The findings address the research question by providing a robust computational design strategy to expand the limited repertoire of chemically-controlled protein switches. The successful design and characterization of CDHs and AIRs, using both FDA-approved and investigational drugs, significantly expands the chemical space and logic capabilities of synthetic biology tools. The ability to tune CDH sensitivity through affinity adjustments and the development of the AIR architecture demonstrate versatile control over cellular responses. The successful integration into complex multi-input/multi-output systems highlights the potential for sophisticated cellular control and its implications for advanced applications. The authors acknowledge a non-linear relationship between heterodimer affinities and drug IC50s in cells, emphasizing the need for testing a range of switches for optimization. The study's contribution lies in providing a generalizable design blueprint for protein switches, which bridges the gap between computational protein design and next-generation cell-based therapies.

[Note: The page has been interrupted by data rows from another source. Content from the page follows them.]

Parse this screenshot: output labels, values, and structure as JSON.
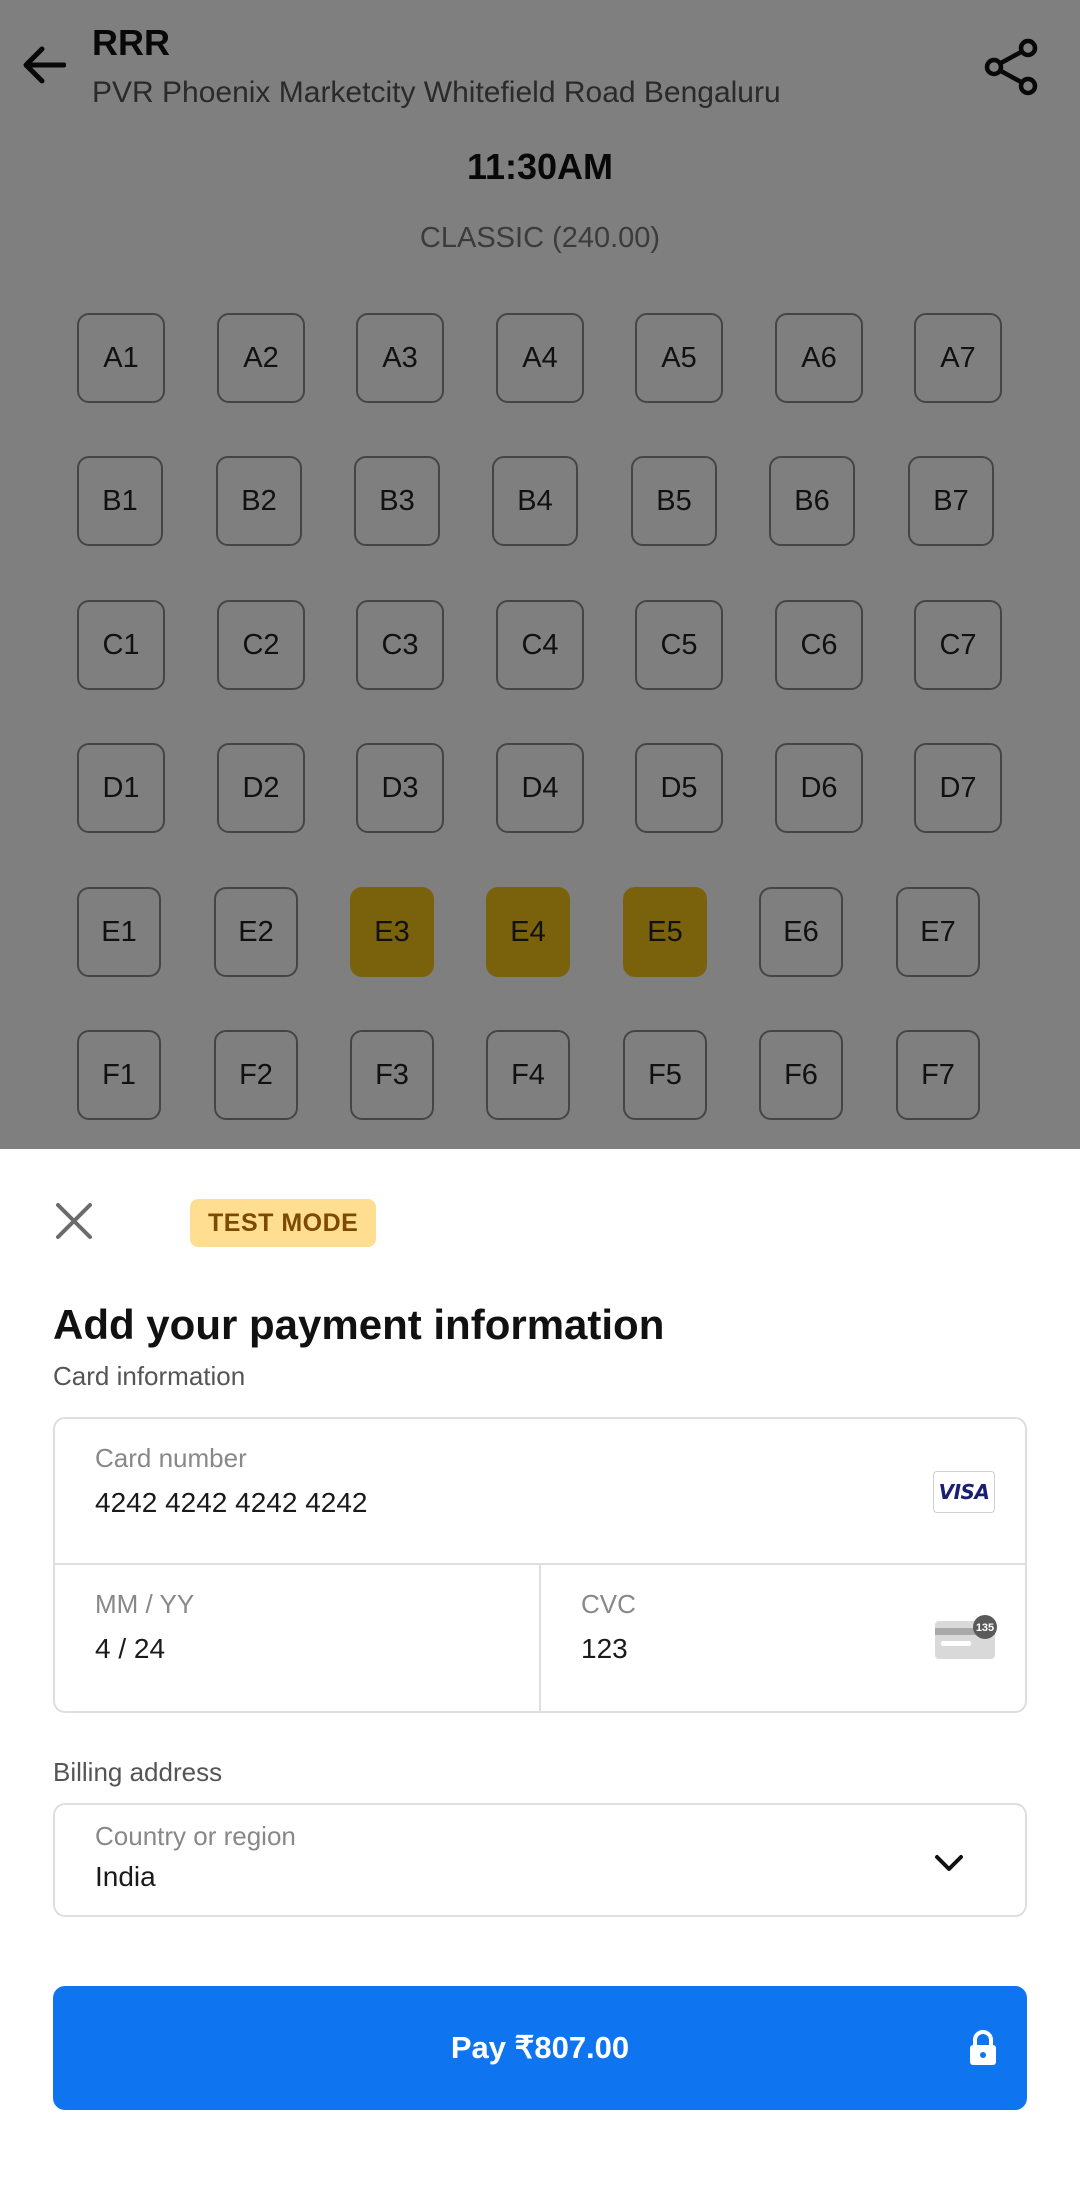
{
  "header": {
    "movie_title": "RRR",
    "cinema_name": "PVR Phoenix Marketcity Whitefield Road Bengaluru",
    "back_icon": "arrow-left-icon",
    "share_icon": "share-icon"
  },
  "showtime": "11:30AM",
  "seat_class": "CLASSIC (240.00)",
  "seat_rows": [
    [
      "A1",
      "A2",
      "A3",
      "A4",
      "A5",
      "A6",
      "A7"
    ],
    [
      "B1",
      "B2",
      "B3",
      "B4",
      "B5",
      "B6",
      "B7"
    ],
    [
      "C1",
      "C2",
      "C3",
      "C4",
      "C5",
      "C6",
      "C7"
    ],
    [
      "D1",
      "D2",
      "D3",
      "D4",
      "D5",
      "D6",
      "D7"
    ],
    [
      "E1",
      "E2",
      "E3",
      "E4",
      "E5",
      "E6",
      "E7"
    ],
    [
      "F1",
      "F2",
      "F3",
      "F4",
      "F5",
      "F6",
      "F7"
    ]
  ],
  "selected_seats": [
    "E3",
    "E4",
    "E5"
  ],
  "colors": {
    "selected_seat": "#f5c518",
    "pay_button": "#0f74f0",
    "test_badge_bg": "#ffde92",
    "test_badge_text": "#7c4a03"
  },
  "payment_sheet": {
    "close_icon": "close-icon",
    "test_mode_label": "TEST MODE",
    "title": "Add your payment information",
    "card_section_label": "Card information",
    "card_number": {
      "label": "Card number",
      "value": "4242 4242 4242 4242",
      "brand_icon": "visa-card-icon",
      "brand_text": "VISA"
    },
    "expiry": {
      "label": "MM / YY",
      "value": "4 / 24"
    },
    "cvc": {
      "label": "CVC",
      "value": "123",
      "icon": "cvc-card-icon",
      "icon_text": "135"
    },
    "billing_section_label": "Billing address",
    "country": {
      "label": "Country or region",
      "value": "India",
      "icon": "chevron-down-icon"
    },
    "pay_button_label": "Pay ₹807.00",
    "pay_button_icon": "lock-icon"
  }
}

This research presents a significant advancement in the field of synthetic biology by developing a rational blueprint for designing chemically-controlled protein switches. The creation of both OFF-switches (CDHs) and ON-switches (AIRs) controlled by clinically relevant drugs provides versatile tools for controlling cellular activities. The successful implementation of multi-input/multi-output control systems in mammalian cells demonstrates the potential for building sophisticated logic devices with broad applications. Future research directions include expanding the range of drugs and protein targets for switch design, further optimizing switch sensitivity and response kinetics, and exploring new applications in areas such as cell-based therapies and biosensing.

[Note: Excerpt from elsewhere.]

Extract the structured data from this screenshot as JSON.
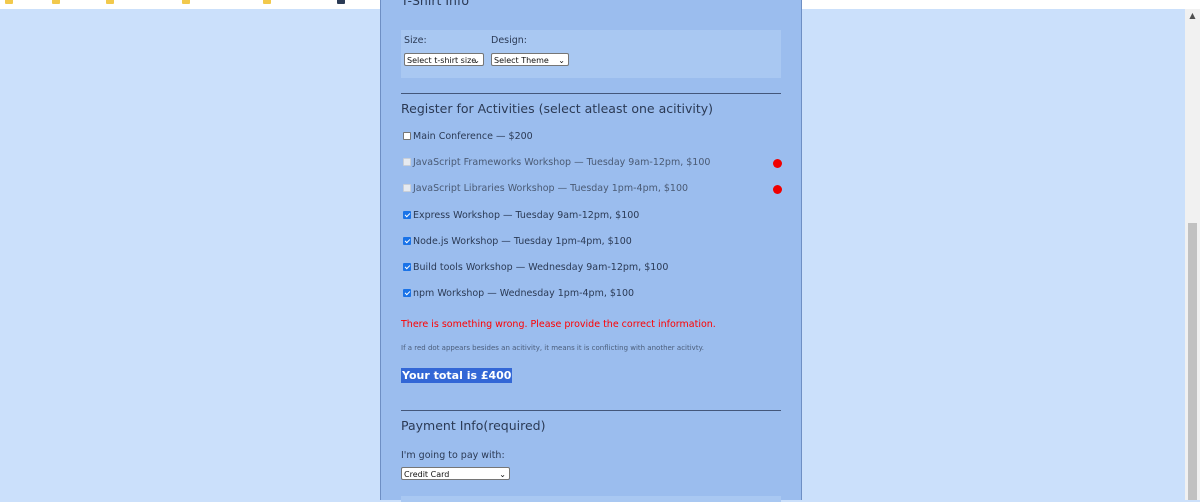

The study primarily focuses on HEK293T cells, a commonly used cell line but not necessarily representative of all cell types. The observed non-linear relationship between heterodimer affinities and cellular drug responses suggests that optimizing drug responsiveness might require extensive testing. While the AIR switches showed high sensitivity, the absolute levels of output varied between different AIR designs, potentially impacting the effectiveness in certain applications. The generalizability of the multistate design approach to other drug targets might need further investigation.